MR KAINE: We will talk about Mr Berry. Budgeting requires that you look at the circumstances of the day. You change your budgetary strategy - you have to be flexible - from year to year, depending on what is happening. To hold the hard line that year after year you are going to blindly apply a 2 per cent cut across the board, which is what this Government always resorts to in the final analysis - a 2 per cent cut across the board will fix the problem - is mindless. It does not achieve the objective. Within all of that, if you are not looking at what is happening in your hospitals, in your schools and in your community where crime is occurring but you are still saying, "We will have a 2 per cent cut across the board", you are ignoring the needs of the society for which you are supposed to be budgeting. It is mindless and it does not achieve the objective.

Mr Humphries produced what I thought were some fairly compelling statistics. Mr Connolly said, "We do not believe them. The ABS is not right, and the police agree with me". Maybe he would listen to his own police statistics. The Australian Federal Police annual report gives similar figures. They are certainly for the year 1992-93, because we have not had the 1993-94 report yet; but I am sure that when we get that report it will produce more of the same statistics.

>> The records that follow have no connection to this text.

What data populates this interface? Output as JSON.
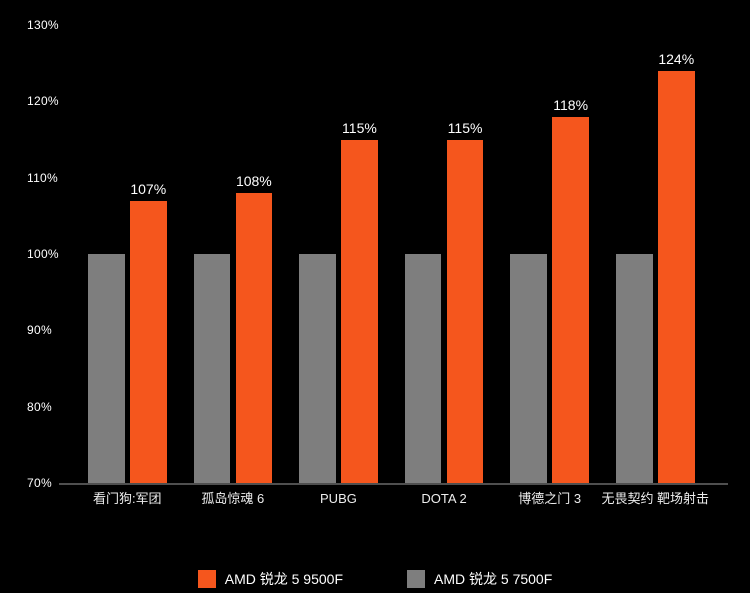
{
  "chart_data": {
    "type": "bar",
    "title": "",
    "categories": [
      "看门狗:军团",
      "孤岛惊魂 6",
      "PUBG",
      "DOTA 2",
      "博德之门 3",
      "无畏契约 靶场射击"
    ],
    "series": [
      {
        "name": "AMD 锐龙 5 9500F",
        "color": "#F5561D",
        "values": [
          107,
          108,
          115,
          115,
          118,
          124
        ],
        "value_labels": [
          "107%",
          "108%",
          "115%",
          "115%",
          "118%",
          "124%"
        ],
        "show_value_labels": true
      },
      {
        "name": "AMD 锐龙 5 7500F",
        "color": "#7E7E7E",
        "values": [
          100,
          100,
          100,
          100,
          100,
          100
        ],
        "value_labels": [
          "",
          "",
          "",
          "",
          "",
          ""
        ],
        "show_value_labels": false
      }
    ],
    "xlabel": "",
    "ylabel": "",
    "ylim": [
      70,
      130
    ],
    "ytick_step": 10,
    "ytick_labels": [
      "130%",
      "120%",
      "110%",
      "100%",
      "90%",
      "80%",
      "70%"
    ],
    "grid": false,
    "legend_position": "bottom-center",
    "legend": [
      {
        "label": "AMD 锐龙 5 9500F",
        "color": "#F5561D"
      },
      {
        "label": "AMD 锐龙 5 7500F",
        "color": "#7E7E7E"
      }
    ],
    "colors": {
      "background": "#000000",
      "tick_text": "#FFFFFF",
      "value_text": "#FFFFFF",
      "category_text": "#EDEDED",
      "axis_line": "#4F4F4F"
    }
  }
}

The statistics from the Australian Federal Police annual report for 1992-93 show that offences against good order, for example, rose by 41 per cent in one year; that fraud and misappropriation both increased by massive amounts; that total burglary, theft and fraud offences rose by 15.6 per cent. Mr Connolly would say, "They say 15.6 per cent, but if it starts from a low base that is not much". In this case, however, the figures showed an increase from 18,360 cases to 21,240. This is in a community of only 300,000 people. Does Mr Connolly accept those figures, or does he say that he does not believe them and that Mr Dawson does not either? These are the police's own figures, and I accept them.

In quoting his statistics, Mr Humphries said that one in 20 people in the ACT are victims of crime. I would add that one in 20 are victims of reported crime. I know of a lot of petty crime, minor crime, which is not reported. If somebody tries to jemmy open a car door in a parking lot, people do not report it. They go and get it fixed and write it off.